Financing electronics this Diwali: Is a festive personal loan the smart way to upgrade?

15 Oct 2025 by Team FinFIRST

From smart TVs and home appliances to high-end phones, electronics are leading the festive sales. Not to forget the exclusive deals on work-from-home set-ups too. With such Diwali offers in full swing, it’s natural to crave for upgrades. However, the hefty price tag shouldn’t overwhelm you. This is where a personal loan comes to your assistance. Learn how this festive loan works and a breakdown of its pros and cons to help you make a smart choice with your electronics purchase.

What is an electronic personal loan?
 

An electronic personal loan is an unsecured loan that assists you in purchasing gadgets and home appliances like TVs, laptop, smartphones, refrigerators, washing machine, and smart kitchen devices. With this Diwali loan, you avoid the burden of paying the full upfront amount or maxing out your credit card. It lets you break your purchase into manageable EMI over a fixed tenure, you choose.

You can apply for an electronics personal loan directly through your bank or compare other lenders’ festival loan offers. Doing so will allow you to access modern banking services like IDFC FIRST Bank’s FIRSTmoney personal loan, with instant approvals.
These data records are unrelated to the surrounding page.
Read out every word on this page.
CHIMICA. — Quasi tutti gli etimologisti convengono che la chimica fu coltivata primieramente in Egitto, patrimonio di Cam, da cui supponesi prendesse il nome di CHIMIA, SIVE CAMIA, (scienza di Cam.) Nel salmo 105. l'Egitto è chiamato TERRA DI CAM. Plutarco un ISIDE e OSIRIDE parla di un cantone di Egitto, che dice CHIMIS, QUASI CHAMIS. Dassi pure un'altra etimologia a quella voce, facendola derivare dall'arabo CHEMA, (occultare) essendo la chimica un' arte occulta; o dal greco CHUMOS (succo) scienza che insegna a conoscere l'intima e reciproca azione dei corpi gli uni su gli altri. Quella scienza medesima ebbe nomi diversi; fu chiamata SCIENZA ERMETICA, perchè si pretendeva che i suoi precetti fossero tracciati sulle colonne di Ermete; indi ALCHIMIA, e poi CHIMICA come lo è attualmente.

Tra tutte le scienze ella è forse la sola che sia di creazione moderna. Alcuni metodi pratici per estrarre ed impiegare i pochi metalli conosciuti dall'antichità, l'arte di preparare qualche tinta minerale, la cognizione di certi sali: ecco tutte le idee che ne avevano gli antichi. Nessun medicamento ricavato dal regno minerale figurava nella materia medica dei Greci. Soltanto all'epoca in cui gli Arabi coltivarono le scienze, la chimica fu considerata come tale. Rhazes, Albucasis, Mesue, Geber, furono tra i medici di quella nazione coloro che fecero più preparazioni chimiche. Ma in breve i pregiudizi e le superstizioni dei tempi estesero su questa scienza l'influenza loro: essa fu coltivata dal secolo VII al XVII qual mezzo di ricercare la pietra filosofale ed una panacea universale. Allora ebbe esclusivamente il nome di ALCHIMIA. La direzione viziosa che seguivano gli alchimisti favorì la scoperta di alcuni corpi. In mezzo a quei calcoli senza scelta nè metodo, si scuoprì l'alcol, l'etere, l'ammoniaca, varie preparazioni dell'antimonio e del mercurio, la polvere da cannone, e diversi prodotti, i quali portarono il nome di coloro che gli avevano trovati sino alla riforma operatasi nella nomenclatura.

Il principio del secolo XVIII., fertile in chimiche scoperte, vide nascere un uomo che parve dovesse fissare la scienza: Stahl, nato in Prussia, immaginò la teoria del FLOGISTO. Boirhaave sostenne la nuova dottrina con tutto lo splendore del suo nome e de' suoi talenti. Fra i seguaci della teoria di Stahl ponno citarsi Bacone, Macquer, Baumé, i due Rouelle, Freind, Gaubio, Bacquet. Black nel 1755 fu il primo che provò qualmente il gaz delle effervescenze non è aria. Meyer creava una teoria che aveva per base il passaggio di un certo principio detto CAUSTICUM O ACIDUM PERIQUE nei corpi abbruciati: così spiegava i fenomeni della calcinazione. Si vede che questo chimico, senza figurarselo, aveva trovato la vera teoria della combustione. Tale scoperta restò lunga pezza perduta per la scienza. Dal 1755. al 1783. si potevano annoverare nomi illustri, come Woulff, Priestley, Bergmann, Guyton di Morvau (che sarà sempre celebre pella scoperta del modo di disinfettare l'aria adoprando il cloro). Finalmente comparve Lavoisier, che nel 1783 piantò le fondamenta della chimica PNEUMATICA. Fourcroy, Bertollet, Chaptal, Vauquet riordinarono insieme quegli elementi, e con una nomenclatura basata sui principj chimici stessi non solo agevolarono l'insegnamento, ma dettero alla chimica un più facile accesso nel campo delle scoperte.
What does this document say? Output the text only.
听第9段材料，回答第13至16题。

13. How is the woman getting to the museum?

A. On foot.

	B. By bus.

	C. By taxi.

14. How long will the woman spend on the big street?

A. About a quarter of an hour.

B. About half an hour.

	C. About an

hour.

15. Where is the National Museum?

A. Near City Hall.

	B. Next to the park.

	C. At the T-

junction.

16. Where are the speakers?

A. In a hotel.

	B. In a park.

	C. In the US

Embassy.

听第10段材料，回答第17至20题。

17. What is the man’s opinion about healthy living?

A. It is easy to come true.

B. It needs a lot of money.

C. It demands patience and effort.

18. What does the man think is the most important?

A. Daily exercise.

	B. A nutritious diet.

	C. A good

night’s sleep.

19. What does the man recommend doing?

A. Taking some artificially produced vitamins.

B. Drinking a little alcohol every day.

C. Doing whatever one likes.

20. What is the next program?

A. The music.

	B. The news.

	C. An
Pros and cons of using a personal loan for electronics
 

While a personal loan makes shopping for electronics easier, it is a financial decision. So, it becomes crucial to evaluate its pros and cons to make an informed decision. Here is what you need to know about this festive loan:  

Pros
 

· Quick and hassle-free approvals

Festive shopping shouldn’t wait, and neither does the disbursal of funds with personal loans. Most of these festive loans include instant approval where the money is credited into your account in a matter of hours. For example, you can get a FIRSTmoney personal loan for electronics in as little as 30 minutes.

· Large borrowing limit

If your shopping list is extensive, personal loans make up for a high borrowing limit. The exact amount you receive depends on your age, income stability, credit score, and existing debt. With a FIRSTmoney personal loan you can borrow in a range of ₹50,000 to ₹10 lakh depending on your eligibility.

· Predictable EMIs

You choose the EMI and the tenure on a personal loan for electronics. You know what’s due every month and for how long. This makes budgeting easier with no surprises.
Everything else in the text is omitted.